Along the beach we saw several species of plovers (Sw. ndoero) (Crab, White throated, and Spur-winged) and sandpipers (Sw. kitwitwi). Dozens of Carmine Bee-eaters were flying over the ocean. They are elegant with a sleek strong aerodynamic body followed by a long straight layered tail.
They were flying this way and that, as if flirting with the rising sun. The light, peeking up from the horizon, flashed onto their feathers- bright carmine red. The bee-eaters (Sw. kinega) seemed to hold fire as they darted here and there, riding the air above the waves, catching insects. We moved onto some commercial salt pans, and walked along the bunds. Many waders were searching for food in the salt pans.
We passed Black winged Stilts (Msese Bawanyeusi), Water Thickknees, Great Flamingoes (Heroe Mkubwa), Terns, and Marsh Sandpipers. When Baker saw a small bird with a short fine beak and a black eyepatch and cried," A Red-necked Phalarope". He explained, "This little bird is very rare here, although sometimes large flocks can be seen at sea. They breed in the Arctic around small pools.

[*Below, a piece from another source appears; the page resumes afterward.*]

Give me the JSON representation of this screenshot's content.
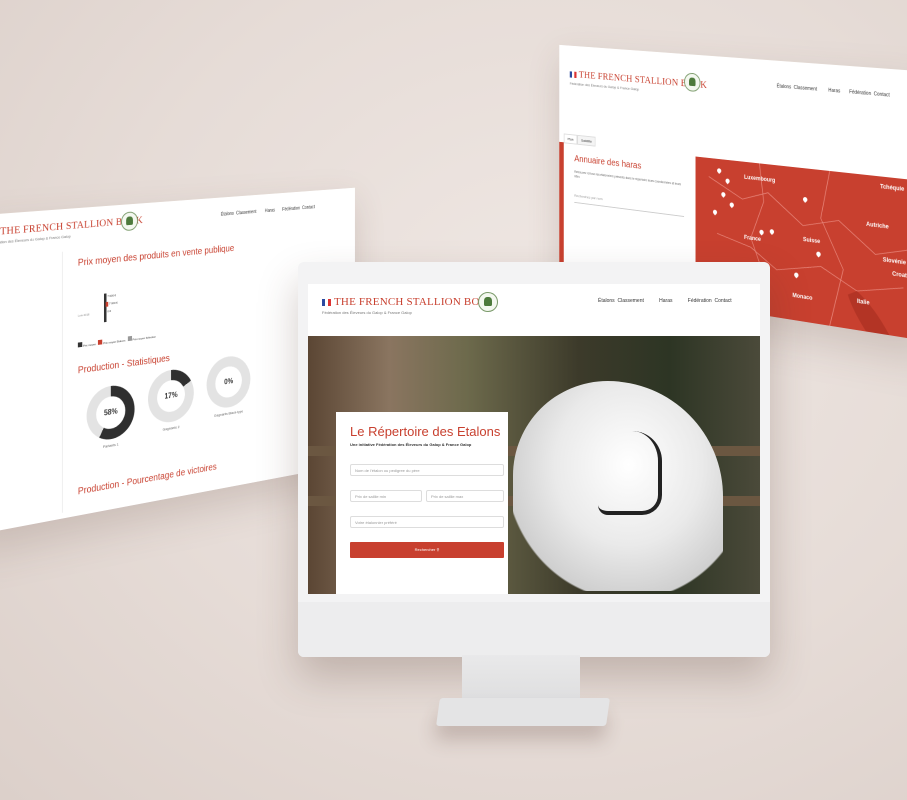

Rednecked Phalaropes winter in three different places - the European population all winter on the Indian Ocean. Now they are getting ready to fly north." Above us were more Carmine Beeeaters - flashing red. A Great Sparrow hawk floated above - their diet is birds.

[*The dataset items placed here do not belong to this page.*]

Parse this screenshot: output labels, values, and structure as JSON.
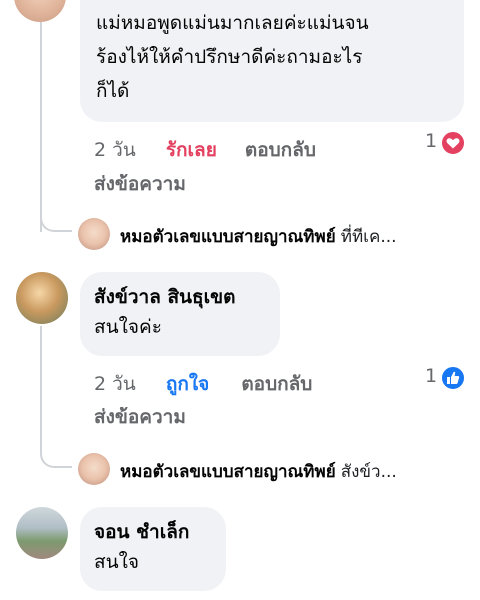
{
  "comments": [
    {
      "text": "แม่หมอพูดแม่นมากเลยค่ะแม่นจน\nร้องไห้ให้คำปรึกษาดีค่ะถามอะไร\nก็ได้",
      "time": "2 วัน",
      "reaction_label": "รักเลย",
      "reply_label": "ตอบกลับ",
      "send_message_label": "ส่งข้อความ",
      "reaction_count": "1",
      "reaction_icon": "heart-icon",
      "reaction_color": "#e4405f",
      "reply_preview": {
        "author": "หมอตัวเลขแบบสายญาณทิพย์",
        "snippet": "ที่ทีเค..."
      }
    },
    {
      "author": "สังข์วาล สินธุเขต",
      "text": "สนใจค่ะ",
      "time": "2 วัน",
      "reaction_label": "ถูกใจ",
      "reply_label": "ตอบกลับ",
      "send_message_label": "ส่งข้อความ",
      "reaction_count": "1",
      "reaction_icon": "like-icon",
      "reaction_color": "#1877f2",
      "reply_preview": {
        "author": "หมอตัวเลขแบบสายญาณทิพย์",
        "snippet": "สังข์ว..."
      }
    },
    {
      "author": "จอน ชำเล็ก",
      "text": "สนใจ"
    }
  ],
  "colors": {
    "bubble_bg": "#f0f2f5",
    "love": "#e4405f",
    "like": "#1877f2",
    "meta": "#65676b"
  }
}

A Buteo Hawk followed. We walked to the edge of the ponds. In the bush beyond we heard tinkerbirds (tonk tonk tonk) and cameropteras (Sw. kibwirosagi) (pyeek pyeek pyeek pyeek). There were starlings (kuzi), doves (njiwa), Yellow-throated Longclaws (Sw.Tokeeo Koomanjano), and Zanzibar Red Bishops (Sw.Kweche Mwekundu).
We watched a pair of Yellow- breasted Apalis in the scrub, Black crowned Tchagras in the euphorbia, a Winding Cisticola (Kidenenda Mkuu) posing on the top of a grass stem and Golden Weavers (Kwera Tumbodhahabu) building a nest. Then Baker cried again, "Boehm's Spinetail". "Rare on the coast," he explained as we watched it fly with distinctive slow wing beats, foraging around the tree canopy and above the grasses.
If I were birding without Baker, this would be the kind of bird I would never know the name of - I would just note a swallow like bird. But Baker filled out the picture. Later he sent a map of the 553 sightings of Boehm's Spinetail in Tanzania - no breeding records at all. We came to some grass lands with electric wires running overhead.
Beeeaters were swooping after insects from the wires: Carmine, as we had been seeing, but also Blue-cheeked and White throated. About one hundred of each. The landscape was not spectacular - flat scrub and grass land. It is heavily used in ways that are valuable and difficult to price.
It felt like time out of time. The Bee-eaters have been greeting the sun for thousands of years. Yet, it seemed like the city could thoughtlessly swallow this before long. With that thought surrounding me in heavy gloom I sat on a hillock. I looked up. It seemed the Carmines tipped their wings on purpose to capture and flash the new day's rays. Could that be?